Updated: Dec 30 2008, 06:27am hrs
The world's biggest bond investors are betting European Central Bank (ECB) president Jean-Claude Trichet will be forced to follow Federal Reserve chairman Ben S Bernanke and step up the pace of interest-rate cuts.

BlackRock Inc, Schroder Investment Management and Standard Life Investments Ltd, which together oversee $1.6 trillion, are buying German debt securities even though yields are close to record lows.

Barclays Capital, the top primary dealer of German debt, says bunds offer "unprecedented value" because the ECB will accelerate rate cuts as the economic slump deepens.

"It still makes sense to be long selective markets and Europe is one of those," said Michael Krautzberger, a European fund manager in London at BlackRock, which manages $1.3 trillion. "The ECB is behind the curve."

While the Fed reduced its target rate 4.25 percentage points this year to as low as zero, and the Bank of England cut its benchmark by 3.5 percentage points to 2%, the Frankfurt-based ECB lagged behind.

The ECB lowered the main refinancing rate by 1.5 percentage points to 2.5% and will cut the benchmark rate 1 percentage point to 1.5% by June, based on the median of 15 economists' forecasts compiled by Bloomberg.

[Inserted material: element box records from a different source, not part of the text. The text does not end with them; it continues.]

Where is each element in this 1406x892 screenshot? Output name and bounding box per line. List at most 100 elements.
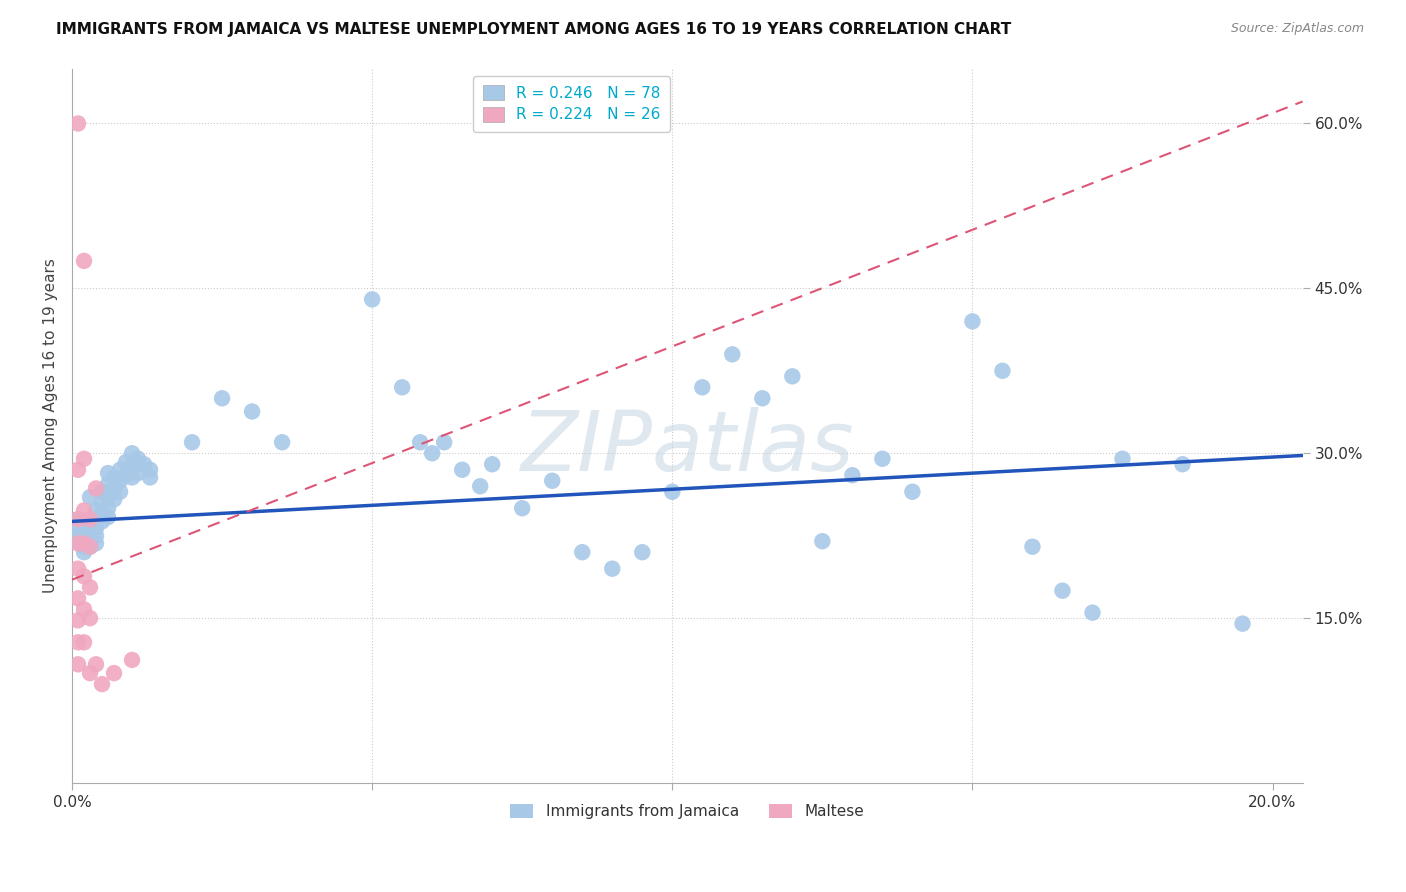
Point xyxy=(121,653,143,667)
Point xyxy=(97,501,120,516)
Point xyxy=(66,529,89,543)
Point xyxy=(66,591,89,606)
Point xyxy=(66,613,89,627)
Point xyxy=(73,503,96,517)
Point xyxy=(600,562,623,576)
Point xyxy=(73,569,96,583)
Point xyxy=(73,515,96,529)
Point xyxy=(103,492,125,507)
Point xyxy=(73,602,96,616)
Point xyxy=(91,507,114,521)
Point xyxy=(127,451,149,466)
Point xyxy=(991,364,1014,378)
Point xyxy=(91,677,114,691)
Point xyxy=(84,529,107,543)
Point xyxy=(84,482,107,496)
Point xyxy=(451,463,474,477)
Point xyxy=(962,314,984,328)
Point xyxy=(97,490,120,504)
Point xyxy=(139,470,162,484)
Point xyxy=(91,515,114,529)
Point xyxy=(481,457,503,471)
Point xyxy=(79,540,101,554)
Point xyxy=(73,525,96,540)
Point xyxy=(84,536,107,550)
Point xyxy=(541,474,564,488)
Point xyxy=(470,479,492,493)
Point xyxy=(66,512,89,526)
Point xyxy=(66,521,89,535)
Point xyxy=(361,293,384,307)
Point xyxy=(631,545,654,559)
Point xyxy=(661,484,683,499)
Point xyxy=(79,534,101,549)
Point xyxy=(91,496,114,510)
Point xyxy=(391,380,413,394)
Point xyxy=(79,512,101,526)
Point xyxy=(115,468,138,483)
Point xyxy=(66,562,89,576)
Point xyxy=(84,521,107,535)
Text: Source: ZipAtlas.com: Source: ZipAtlas.com xyxy=(1230,22,1364,36)
Point xyxy=(115,455,138,469)
Point xyxy=(73,536,96,550)
Point xyxy=(66,536,89,550)
Point xyxy=(79,580,101,594)
Point xyxy=(420,446,443,460)
Point xyxy=(901,484,924,499)
Point xyxy=(108,463,131,477)
Point xyxy=(127,466,149,480)
Point xyxy=(271,435,294,450)
Point xyxy=(97,466,120,480)
Point xyxy=(103,482,125,496)
Point xyxy=(409,435,432,450)
Legend: Immigrants from Jamaica, Maltese: Immigrants from Jamaica, Maltese xyxy=(505,797,870,825)
Point xyxy=(79,540,101,554)
Point xyxy=(66,534,89,549)
Point xyxy=(73,534,96,549)
Point xyxy=(79,666,101,681)
Point xyxy=(1232,616,1254,631)
Text: IMMIGRANTS FROM JAMAICA VS MALTESE UNEMPLOYMENT AMONG AGES 16 TO 19 YEARS CORREL: IMMIGRANTS FROM JAMAICA VS MALTESE UNEMP… xyxy=(56,22,1011,37)
Point xyxy=(103,666,125,681)
Point xyxy=(841,468,863,483)
Point xyxy=(84,657,107,672)
Point xyxy=(66,463,89,477)
Point xyxy=(811,534,834,549)
Point xyxy=(73,540,96,554)
Point xyxy=(108,474,131,488)
Point xyxy=(571,545,593,559)
Point xyxy=(139,463,162,477)
Point xyxy=(73,635,96,649)
Point xyxy=(66,657,89,672)
Point xyxy=(240,404,263,418)
Point xyxy=(73,253,96,268)
Y-axis label: Unemployment Among Ages 16 to 19 years: Unemployment Among Ages 16 to 19 years xyxy=(44,259,58,593)
Point xyxy=(79,490,101,504)
Point xyxy=(73,451,96,466)
Point xyxy=(79,517,101,532)
Point xyxy=(1021,540,1043,554)
Point xyxy=(1111,451,1133,466)
Point xyxy=(103,470,125,484)
Point xyxy=(1052,583,1074,598)
Point xyxy=(872,451,894,466)
Point xyxy=(66,635,89,649)
Point xyxy=(66,116,89,130)
Point xyxy=(1171,457,1194,471)
Point xyxy=(181,435,204,450)
Point xyxy=(132,457,155,471)
Point xyxy=(721,347,744,361)
Point xyxy=(433,435,456,450)
Point xyxy=(782,369,804,384)
Point xyxy=(510,501,533,516)
Point xyxy=(84,512,107,526)
Point xyxy=(84,503,107,517)
Point xyxy=(79,525,101,540)
Point xyxy=(97,510,120,524)
Point xyxy=(79,611,101,625)
Text: ZIPatlas: ZIPatlas xyxy=(520,407,853,488)
Point xyxy=(692,380,714,394)
Point xyxy=(66,512,89,526)
Point xyxy=(91,484,114,499)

Even though Trichet said in a December 16 speech further reductions may fail to bolster the economy as long as banks refuse to lend to each other, the ECB may bring its key rate closer to the Fed's, according to Gregor Macintosh , a money manager in Edinburgh at Standard Life. The firm has about $265 billion in assets.

"The European economy will underperform the US next year," Macintosh said. "On a relative basis, European bonds look more attractive than the US market."

German bunds returned 12.1% this year, including price gains and reinvested interest, the most since gaining 16% in 1995, according to Merrill Lynch & Co. index data. French government debt returned 11.5%, while Spanish bonds added 8.8%.